Sejalan dengan Ayer et al., Lee et al., juga melakukan penelitian pada hewan coba untuk mengetahui efek antioksidan Melatonin pada hewan coba pascabedah otak. Lee et al., membagi subjek menjadi tiga kelompok, Kelompok pertama mendapat Melatonin 5 mg/kgBB, kelompok kedua mendapat Melatonin 15 mg/kgBB, dan kelompok ketiga mendapat Melatonin 150 mg/kgBB. Seluruh kelompok mendapat injeksi Melatonin satu jam pasca pembedahan dan kemudian efek Melatonin diamati pada 24 jam pasca pembedahan. Setelah dianalisis, diketahui bahwa Melatonin dosis rendah memiliki kecenderungan menurunkan kadar cairan otak dan Melatonin dosis tinggi (150 mg/kgBB) menurunkan kadar cairan otak dan edema serebri secara bermakna (Lee et al., 2008).

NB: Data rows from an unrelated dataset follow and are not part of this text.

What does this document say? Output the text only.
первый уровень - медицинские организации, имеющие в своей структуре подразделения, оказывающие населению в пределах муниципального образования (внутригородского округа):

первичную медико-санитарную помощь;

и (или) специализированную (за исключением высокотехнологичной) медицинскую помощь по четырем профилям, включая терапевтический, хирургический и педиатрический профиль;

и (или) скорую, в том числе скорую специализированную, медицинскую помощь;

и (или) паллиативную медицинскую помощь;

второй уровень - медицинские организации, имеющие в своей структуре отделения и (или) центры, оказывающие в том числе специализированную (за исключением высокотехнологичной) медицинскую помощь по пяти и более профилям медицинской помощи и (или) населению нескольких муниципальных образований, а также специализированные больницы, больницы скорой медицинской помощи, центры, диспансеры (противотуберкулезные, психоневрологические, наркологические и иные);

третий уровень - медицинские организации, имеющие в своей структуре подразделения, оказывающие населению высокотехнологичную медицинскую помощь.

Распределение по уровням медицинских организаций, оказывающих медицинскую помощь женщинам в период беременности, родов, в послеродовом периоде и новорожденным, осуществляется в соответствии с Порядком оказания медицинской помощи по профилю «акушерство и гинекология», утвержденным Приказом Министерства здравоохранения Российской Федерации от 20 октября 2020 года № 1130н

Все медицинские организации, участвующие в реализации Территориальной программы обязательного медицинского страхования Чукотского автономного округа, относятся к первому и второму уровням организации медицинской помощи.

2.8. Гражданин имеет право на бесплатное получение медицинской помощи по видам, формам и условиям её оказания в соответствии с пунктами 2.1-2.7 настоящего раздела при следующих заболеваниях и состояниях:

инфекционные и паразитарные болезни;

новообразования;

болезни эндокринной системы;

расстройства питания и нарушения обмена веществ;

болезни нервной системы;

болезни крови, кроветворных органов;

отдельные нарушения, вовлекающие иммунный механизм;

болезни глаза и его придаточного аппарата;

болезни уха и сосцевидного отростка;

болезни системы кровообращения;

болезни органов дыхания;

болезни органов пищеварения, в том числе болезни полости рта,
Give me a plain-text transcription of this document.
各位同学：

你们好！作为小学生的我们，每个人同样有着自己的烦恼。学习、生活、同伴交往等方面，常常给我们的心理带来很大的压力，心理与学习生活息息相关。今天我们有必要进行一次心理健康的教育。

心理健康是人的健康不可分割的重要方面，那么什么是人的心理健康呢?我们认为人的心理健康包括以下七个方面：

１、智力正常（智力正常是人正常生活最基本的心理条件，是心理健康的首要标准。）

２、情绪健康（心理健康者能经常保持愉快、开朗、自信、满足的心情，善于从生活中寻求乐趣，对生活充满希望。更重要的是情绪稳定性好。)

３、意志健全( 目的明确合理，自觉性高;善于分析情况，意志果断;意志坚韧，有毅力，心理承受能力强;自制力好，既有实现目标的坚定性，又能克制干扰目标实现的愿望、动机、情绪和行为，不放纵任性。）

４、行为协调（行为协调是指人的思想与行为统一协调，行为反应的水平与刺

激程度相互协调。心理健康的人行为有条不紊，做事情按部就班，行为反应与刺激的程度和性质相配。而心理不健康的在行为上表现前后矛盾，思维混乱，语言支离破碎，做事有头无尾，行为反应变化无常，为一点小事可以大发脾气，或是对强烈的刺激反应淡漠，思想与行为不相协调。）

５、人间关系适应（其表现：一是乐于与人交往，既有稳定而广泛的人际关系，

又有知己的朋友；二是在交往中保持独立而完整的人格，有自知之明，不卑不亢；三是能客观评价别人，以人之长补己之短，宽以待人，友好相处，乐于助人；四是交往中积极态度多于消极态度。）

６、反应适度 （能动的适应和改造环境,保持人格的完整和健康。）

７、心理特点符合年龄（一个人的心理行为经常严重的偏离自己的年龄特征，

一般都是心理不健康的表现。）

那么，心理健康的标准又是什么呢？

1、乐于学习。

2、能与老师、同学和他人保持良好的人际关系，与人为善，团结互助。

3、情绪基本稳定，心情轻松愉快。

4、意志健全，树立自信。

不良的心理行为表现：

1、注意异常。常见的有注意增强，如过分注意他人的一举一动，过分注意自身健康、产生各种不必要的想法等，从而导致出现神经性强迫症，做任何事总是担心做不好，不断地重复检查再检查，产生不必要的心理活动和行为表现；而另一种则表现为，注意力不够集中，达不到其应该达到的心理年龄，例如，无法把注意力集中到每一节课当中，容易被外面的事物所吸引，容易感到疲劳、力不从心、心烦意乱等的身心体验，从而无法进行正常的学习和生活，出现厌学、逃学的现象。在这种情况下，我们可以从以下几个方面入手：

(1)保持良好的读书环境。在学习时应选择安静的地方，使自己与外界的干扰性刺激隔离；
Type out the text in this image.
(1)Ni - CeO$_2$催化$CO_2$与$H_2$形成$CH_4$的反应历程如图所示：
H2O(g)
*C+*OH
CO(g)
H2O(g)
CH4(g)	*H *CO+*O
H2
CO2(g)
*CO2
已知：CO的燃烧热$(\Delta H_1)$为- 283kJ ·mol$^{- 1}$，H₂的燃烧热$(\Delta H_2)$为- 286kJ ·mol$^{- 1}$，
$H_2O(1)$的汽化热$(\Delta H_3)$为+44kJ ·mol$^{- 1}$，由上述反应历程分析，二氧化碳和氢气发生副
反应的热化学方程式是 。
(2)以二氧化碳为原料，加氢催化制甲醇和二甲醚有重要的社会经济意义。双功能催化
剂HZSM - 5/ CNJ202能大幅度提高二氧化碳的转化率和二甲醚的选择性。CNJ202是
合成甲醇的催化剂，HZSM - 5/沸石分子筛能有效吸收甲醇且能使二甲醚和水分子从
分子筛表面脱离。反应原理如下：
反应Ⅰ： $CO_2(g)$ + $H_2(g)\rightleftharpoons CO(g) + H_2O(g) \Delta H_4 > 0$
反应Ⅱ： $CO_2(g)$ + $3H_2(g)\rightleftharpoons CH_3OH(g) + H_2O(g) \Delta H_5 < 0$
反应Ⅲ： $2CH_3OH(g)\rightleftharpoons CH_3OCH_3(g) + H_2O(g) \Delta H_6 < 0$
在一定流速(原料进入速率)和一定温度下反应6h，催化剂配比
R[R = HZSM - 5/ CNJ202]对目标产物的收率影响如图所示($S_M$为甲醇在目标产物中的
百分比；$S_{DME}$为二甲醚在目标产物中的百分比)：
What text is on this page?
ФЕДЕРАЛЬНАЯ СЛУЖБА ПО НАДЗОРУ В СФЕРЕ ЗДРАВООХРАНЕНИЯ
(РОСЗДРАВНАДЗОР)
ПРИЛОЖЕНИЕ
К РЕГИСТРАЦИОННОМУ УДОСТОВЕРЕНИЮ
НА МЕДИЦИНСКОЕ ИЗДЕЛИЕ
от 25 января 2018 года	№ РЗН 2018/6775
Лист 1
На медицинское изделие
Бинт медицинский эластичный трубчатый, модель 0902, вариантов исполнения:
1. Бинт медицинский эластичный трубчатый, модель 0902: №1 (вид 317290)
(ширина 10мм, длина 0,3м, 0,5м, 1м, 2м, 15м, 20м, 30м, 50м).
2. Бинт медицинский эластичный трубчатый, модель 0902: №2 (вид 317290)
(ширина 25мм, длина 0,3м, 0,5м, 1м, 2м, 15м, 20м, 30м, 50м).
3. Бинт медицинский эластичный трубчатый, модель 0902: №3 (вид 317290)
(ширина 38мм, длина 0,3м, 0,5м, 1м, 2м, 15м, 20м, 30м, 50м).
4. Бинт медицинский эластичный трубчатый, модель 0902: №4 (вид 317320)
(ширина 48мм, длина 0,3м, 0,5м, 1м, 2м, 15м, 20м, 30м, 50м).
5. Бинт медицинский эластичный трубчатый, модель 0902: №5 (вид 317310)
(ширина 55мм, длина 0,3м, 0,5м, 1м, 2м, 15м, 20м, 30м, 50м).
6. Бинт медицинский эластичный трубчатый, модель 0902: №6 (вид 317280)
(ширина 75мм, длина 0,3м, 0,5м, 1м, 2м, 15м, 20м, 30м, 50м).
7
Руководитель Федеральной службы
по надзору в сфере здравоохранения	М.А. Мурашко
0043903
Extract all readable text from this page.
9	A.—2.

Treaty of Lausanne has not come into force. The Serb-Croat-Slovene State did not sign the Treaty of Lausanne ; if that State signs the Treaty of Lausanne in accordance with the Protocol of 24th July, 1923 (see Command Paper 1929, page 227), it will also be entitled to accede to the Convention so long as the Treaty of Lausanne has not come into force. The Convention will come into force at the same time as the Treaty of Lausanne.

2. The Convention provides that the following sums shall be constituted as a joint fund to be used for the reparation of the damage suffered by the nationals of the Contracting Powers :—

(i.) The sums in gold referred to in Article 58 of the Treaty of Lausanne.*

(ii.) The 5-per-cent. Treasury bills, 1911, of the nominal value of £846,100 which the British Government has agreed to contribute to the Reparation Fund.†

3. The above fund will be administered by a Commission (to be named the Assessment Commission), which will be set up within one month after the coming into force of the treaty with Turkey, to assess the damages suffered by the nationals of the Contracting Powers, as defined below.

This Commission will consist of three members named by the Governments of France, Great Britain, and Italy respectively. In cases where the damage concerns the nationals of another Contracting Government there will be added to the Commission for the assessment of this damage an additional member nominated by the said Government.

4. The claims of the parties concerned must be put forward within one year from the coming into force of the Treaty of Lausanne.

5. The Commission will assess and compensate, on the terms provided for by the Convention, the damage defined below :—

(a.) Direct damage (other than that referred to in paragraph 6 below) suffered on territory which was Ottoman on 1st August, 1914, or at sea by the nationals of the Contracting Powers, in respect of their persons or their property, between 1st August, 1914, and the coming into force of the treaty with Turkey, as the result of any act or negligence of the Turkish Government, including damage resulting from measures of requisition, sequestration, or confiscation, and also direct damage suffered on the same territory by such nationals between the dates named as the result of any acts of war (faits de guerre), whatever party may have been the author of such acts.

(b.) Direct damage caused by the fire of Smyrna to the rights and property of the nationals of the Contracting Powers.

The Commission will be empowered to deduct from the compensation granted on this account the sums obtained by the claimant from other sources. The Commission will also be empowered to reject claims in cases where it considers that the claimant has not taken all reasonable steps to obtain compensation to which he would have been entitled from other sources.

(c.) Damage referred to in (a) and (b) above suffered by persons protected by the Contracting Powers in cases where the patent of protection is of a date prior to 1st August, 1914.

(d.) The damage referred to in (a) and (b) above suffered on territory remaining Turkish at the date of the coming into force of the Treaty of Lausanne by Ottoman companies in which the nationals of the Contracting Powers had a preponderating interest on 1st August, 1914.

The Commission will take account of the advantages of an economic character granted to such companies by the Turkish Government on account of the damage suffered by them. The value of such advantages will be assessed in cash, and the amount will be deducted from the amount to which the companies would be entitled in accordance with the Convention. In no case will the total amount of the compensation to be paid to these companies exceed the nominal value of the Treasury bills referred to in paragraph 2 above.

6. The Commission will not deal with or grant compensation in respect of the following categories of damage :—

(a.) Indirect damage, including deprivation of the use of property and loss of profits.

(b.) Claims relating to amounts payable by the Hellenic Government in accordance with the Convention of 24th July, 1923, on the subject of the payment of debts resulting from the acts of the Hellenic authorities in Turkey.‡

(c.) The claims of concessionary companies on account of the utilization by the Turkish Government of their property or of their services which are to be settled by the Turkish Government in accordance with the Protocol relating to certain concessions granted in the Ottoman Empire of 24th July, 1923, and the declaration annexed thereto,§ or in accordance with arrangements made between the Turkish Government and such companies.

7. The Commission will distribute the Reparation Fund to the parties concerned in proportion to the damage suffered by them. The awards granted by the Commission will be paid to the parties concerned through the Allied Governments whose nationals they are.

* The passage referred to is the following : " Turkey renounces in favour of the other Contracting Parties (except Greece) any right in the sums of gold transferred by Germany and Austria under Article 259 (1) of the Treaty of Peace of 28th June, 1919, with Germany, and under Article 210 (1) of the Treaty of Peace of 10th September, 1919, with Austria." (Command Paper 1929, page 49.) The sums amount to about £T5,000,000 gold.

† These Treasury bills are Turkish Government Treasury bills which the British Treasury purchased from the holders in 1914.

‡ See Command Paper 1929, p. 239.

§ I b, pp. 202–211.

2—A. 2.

Dari beberapa penelitian di atas diketahui peran Melatonin pada penurunan edema serebri. Namun mekanisme pasti yang mendasari ini masih menjadi kontroversi. Selain sifat Melatonin sebagai antioksidan yang dapat menekan kerusakan sel, Kaur et al., menduga hal ini juga karena kemampuan Melatonin dalam menurunkan ekspresi AQP4 dan supresi pembengkakan astrosit. Akibatnya terjadi penurunan ambilan

cairan oleh sel dan pembentukan edema dapat ditekan (Kaur et al., 2006). Kemampuan ekspresi Melatonin dalam menurunkan ekspresi AQP4 diduga berhubungan dengan kemampuannya sebagai antioksidan. Sebagai antioksidan, Melatonin berperan dalam menghambat NFκB sehingga aktivasi dan ekspresi NFκB menurun. Penghambatan NFκB ini menurunkan (80%) regulasi AQP4 pascatrauma secara signifikan (p<0,01) (Kakulavarapu et al., 2011).